A Stockholm mosque was the target of an ‘extensive’ graffiti attack last Friday, according to the mosque’s imam, Mahmoud Khalfi.

On the morning of January 20, the Facebook page of the Stockholm mosque (Stockholms Moské), uploaded several photos of the swastika graffiti on the doors of the mosque.

The vandalism echoes a similar campaign of race hate on New Year’s Day in 2014, as vandals daubed the doors of the mosque with swastika graffiti.

When asked on Facebook if the mosque has CCTV of the incident, a reply stated that the mosque had its request for CCTV denied.

In previous years vandals have targeted other mosques in Sweden with swastika graffiti.

Arson attacks have also taken place in recent years. Following a succession of attacks in 2015, a 1000-strong protest outside of the Swedish parliament in Stockholm drew global attention to the issue. A ‘love bombing’ of the Uppsala Mosque formed part of a wave of support from across Sweden and globally.
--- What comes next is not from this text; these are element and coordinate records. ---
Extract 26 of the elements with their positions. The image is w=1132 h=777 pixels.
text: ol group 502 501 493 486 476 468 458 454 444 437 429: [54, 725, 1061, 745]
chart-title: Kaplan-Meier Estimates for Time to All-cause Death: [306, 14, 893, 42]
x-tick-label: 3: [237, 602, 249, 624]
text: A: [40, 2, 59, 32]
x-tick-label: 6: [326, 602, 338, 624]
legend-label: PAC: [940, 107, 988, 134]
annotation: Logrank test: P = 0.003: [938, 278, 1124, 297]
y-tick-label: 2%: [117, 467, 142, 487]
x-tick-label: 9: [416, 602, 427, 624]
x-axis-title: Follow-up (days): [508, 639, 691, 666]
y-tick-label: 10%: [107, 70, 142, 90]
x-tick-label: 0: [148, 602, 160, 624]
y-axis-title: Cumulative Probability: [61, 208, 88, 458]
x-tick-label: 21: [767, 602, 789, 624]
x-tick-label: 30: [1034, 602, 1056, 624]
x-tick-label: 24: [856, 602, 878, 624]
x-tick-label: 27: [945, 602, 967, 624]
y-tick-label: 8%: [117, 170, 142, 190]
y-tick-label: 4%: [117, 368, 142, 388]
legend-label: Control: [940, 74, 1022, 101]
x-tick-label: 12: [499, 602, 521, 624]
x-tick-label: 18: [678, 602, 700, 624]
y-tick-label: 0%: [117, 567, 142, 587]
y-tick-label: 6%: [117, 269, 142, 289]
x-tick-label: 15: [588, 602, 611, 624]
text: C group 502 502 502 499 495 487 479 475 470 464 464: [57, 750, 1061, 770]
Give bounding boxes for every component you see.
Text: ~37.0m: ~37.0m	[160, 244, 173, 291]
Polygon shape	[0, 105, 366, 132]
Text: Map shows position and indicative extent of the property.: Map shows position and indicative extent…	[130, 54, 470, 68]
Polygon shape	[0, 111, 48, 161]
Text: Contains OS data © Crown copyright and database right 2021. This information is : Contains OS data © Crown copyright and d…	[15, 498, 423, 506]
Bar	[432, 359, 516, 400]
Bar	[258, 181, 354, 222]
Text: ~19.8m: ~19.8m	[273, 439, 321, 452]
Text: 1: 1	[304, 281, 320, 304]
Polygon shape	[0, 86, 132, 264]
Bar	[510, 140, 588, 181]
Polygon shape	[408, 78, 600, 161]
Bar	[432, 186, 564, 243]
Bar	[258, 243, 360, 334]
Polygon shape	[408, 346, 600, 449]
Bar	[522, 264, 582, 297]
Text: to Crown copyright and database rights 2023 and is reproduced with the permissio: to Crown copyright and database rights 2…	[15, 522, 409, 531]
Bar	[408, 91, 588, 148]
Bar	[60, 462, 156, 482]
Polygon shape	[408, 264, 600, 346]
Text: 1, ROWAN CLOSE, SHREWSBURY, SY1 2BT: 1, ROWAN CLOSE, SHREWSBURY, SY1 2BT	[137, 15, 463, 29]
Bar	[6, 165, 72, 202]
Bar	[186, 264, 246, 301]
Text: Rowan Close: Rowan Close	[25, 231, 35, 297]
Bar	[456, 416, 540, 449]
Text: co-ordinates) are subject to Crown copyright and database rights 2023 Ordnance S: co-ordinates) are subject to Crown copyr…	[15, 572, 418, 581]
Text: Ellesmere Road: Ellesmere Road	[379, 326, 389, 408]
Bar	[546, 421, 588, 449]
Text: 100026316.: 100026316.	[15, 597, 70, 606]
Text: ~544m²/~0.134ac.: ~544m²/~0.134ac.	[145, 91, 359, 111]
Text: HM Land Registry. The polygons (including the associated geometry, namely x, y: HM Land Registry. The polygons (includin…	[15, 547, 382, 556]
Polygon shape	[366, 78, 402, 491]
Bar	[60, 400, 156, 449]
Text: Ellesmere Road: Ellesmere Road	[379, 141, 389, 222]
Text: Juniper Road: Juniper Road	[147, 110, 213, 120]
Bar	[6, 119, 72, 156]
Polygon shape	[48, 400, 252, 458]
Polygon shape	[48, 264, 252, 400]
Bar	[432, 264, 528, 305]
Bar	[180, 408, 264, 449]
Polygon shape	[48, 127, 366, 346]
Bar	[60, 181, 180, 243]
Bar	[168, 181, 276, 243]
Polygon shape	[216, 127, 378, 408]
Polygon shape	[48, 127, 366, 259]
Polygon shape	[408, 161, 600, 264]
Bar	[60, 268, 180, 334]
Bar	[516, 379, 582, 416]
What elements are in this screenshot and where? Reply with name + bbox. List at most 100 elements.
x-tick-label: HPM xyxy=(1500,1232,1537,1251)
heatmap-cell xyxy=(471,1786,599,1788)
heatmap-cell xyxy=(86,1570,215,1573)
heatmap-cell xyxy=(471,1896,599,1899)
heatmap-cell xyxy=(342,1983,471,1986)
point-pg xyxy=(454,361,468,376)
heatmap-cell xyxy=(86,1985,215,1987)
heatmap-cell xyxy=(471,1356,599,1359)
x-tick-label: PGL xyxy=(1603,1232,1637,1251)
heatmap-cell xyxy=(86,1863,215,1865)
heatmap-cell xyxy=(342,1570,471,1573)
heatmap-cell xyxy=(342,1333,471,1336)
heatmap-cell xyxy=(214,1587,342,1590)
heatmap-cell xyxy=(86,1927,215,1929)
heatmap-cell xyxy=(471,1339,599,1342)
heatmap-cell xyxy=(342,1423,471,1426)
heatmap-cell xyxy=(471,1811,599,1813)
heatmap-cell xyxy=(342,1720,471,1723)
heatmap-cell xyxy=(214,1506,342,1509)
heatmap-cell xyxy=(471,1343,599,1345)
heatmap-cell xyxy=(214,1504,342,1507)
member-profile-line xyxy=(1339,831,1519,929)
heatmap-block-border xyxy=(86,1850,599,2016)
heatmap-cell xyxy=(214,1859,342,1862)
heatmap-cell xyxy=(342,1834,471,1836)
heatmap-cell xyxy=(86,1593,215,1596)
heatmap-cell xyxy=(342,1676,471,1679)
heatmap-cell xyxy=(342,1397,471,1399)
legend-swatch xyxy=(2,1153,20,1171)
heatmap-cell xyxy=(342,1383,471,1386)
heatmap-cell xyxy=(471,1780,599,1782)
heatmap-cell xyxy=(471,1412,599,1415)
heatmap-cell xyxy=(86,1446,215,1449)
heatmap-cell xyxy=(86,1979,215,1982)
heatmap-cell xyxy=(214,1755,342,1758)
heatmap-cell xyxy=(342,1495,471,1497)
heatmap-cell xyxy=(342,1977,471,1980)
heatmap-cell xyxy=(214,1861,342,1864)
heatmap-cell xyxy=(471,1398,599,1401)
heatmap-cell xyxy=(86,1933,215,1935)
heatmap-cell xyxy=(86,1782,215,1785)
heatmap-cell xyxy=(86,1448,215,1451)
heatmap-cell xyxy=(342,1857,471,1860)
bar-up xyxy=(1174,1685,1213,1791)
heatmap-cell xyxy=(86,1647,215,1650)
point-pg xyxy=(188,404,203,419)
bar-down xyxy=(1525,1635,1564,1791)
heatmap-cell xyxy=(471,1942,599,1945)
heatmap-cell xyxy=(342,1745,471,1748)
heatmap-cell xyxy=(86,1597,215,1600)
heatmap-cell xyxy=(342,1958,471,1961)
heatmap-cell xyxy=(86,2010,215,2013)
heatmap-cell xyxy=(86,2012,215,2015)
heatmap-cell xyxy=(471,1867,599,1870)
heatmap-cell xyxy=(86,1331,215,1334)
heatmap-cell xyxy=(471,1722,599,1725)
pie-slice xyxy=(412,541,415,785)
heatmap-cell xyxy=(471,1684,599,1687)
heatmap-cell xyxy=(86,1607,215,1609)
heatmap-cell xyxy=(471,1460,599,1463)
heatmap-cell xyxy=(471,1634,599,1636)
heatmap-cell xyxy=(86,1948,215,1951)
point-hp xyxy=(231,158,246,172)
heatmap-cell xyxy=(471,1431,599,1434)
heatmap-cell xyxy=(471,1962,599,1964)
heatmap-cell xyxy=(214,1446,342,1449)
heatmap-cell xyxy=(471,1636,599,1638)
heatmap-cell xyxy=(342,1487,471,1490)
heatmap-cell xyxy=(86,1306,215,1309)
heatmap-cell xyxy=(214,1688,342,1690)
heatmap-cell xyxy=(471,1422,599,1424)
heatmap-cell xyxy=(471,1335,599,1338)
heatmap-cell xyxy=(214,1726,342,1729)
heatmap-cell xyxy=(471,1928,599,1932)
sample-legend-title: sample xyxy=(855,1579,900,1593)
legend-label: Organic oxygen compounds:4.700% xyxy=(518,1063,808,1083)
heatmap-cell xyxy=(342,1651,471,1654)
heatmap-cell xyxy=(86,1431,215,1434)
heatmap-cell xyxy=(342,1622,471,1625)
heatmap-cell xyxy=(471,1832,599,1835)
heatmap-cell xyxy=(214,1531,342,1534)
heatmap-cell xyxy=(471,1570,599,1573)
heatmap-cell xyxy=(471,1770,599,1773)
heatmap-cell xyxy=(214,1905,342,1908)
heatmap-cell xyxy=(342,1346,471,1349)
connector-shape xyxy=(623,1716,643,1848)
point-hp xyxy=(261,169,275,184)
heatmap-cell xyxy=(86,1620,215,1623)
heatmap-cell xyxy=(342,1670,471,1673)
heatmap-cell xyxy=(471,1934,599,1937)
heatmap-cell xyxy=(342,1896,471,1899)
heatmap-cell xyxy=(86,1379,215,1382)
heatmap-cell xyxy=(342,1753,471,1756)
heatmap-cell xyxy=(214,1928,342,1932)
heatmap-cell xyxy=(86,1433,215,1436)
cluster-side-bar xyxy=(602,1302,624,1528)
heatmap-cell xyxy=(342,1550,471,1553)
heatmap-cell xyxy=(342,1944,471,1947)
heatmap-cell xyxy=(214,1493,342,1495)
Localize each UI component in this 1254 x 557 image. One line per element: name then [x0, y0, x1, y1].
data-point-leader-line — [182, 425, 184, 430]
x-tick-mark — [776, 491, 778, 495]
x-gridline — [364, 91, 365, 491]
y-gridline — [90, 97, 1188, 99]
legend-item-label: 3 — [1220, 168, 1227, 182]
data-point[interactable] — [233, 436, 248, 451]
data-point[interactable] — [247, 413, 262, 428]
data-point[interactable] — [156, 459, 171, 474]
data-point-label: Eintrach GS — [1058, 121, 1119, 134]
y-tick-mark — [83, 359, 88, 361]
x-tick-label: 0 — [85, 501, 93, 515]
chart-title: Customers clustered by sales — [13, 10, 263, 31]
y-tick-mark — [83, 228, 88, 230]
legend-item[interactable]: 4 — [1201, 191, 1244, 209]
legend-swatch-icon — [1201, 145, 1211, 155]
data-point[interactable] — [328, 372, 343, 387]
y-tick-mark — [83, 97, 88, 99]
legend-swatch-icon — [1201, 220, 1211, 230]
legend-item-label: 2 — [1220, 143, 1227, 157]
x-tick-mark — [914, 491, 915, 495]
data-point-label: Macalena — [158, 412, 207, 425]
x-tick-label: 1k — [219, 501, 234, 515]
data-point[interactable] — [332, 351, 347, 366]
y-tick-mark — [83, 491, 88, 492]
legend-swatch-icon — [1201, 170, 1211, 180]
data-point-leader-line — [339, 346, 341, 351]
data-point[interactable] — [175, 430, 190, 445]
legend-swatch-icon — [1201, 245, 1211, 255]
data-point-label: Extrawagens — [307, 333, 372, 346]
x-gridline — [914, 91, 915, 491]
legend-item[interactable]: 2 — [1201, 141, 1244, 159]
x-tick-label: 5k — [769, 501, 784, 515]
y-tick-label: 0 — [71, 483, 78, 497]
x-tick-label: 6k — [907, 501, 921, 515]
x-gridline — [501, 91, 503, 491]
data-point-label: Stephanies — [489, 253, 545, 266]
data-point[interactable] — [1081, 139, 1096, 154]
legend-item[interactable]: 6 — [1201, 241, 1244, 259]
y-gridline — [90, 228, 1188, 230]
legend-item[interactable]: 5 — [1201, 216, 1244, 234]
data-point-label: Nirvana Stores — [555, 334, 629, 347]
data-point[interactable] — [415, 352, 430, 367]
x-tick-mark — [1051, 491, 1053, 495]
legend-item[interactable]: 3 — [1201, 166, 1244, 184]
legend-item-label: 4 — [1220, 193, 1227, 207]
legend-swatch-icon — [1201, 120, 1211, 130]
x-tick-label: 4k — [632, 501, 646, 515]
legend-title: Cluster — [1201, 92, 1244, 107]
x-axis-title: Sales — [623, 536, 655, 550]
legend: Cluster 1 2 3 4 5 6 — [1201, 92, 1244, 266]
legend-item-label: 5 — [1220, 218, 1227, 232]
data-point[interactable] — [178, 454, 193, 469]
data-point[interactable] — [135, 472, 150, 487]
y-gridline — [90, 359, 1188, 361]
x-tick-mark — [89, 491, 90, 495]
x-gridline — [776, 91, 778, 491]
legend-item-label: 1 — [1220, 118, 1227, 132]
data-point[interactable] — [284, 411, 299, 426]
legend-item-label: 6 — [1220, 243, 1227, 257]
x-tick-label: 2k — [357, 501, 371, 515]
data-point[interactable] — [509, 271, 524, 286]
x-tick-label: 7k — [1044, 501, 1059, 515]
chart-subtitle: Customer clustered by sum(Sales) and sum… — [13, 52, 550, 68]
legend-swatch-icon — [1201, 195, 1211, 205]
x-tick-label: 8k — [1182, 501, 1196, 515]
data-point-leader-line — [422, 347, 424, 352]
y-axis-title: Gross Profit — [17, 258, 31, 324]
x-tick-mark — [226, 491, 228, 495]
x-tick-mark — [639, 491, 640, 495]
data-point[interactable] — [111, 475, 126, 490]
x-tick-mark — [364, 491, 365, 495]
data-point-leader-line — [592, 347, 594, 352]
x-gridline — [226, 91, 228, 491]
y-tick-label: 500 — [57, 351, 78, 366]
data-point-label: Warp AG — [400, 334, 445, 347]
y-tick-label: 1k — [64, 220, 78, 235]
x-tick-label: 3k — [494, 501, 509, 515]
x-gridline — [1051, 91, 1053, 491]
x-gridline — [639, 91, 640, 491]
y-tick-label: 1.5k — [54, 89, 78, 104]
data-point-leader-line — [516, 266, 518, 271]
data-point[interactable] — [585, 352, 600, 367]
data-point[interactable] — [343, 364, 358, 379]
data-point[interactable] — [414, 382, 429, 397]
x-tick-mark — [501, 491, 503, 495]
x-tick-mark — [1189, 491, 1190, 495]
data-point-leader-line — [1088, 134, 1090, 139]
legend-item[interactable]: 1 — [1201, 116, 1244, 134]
An investigation in April 2015, however, concluded that the fire at Eskilstuna mosque was not an arson.

Two-thirds of Muslim associations had their buildings vandalised, according to a hate crime survey in 2014.

An attack on a mosque in the southern Swedish city of Karlstad was hit with ‘explosives reinforced with bb pellets,’ according to Abdihakem Adan, who chairs the mosque, on December 26, 2017, which the police are treating as a hate crime, according to reports.

The backlash to the terror attack in Stockholm last April included an unprovoked attack on a Muslim taxi driver by a man who blamed Sweden’s openness to refugees for the attack. Rakhmat Akilov, who later admitted to the terrorist crime, after the truck attack in Stockholm had killed four and injured 15 in April 2017.

Abdi Dahir told Reuters that he feared for his life after being strangled hours after news of the attack broke. Sweden’s security services increased its monitoring of white supremacist groups fearing reprisal attacks, according to Reuters.

The threat from the far-right extends to other minorities in Sweden. In April 2017, the Neo-Nazi group Nordfront forced a Jewish community association in northern Sweden to close following a series of threats. Its building was vandalised with stickers of swastikas and threats such as “we know where you live” were daubed on the building, according to reports in the Swedish press.

A man linked to the neo-Nazi Nordic Resistance Movement drove into a crowd of Iraqi nationals who were protesting outside of the Migration Agency in Malmö in June 2017. It resulted in no major injuries.

Early last year, Swedish police had arrested three suspected neo-Nazis in connection with a spate of bomb attacks on asylum centres and a left-wing bookstore.

The tightening of immigration laws and rejection of asylum applications has had severe medical consequences for some refugees in Sweden. A report in PRI documented “uppgivenhetssyndrom,” or resignation syndrome, where individuals refuse to eat or move, resulting in extended medical stays.

Some municipalities in Sweden are now keeping the location of temporary shelters for asylum seekers secret following the rise in suspected arson attacks.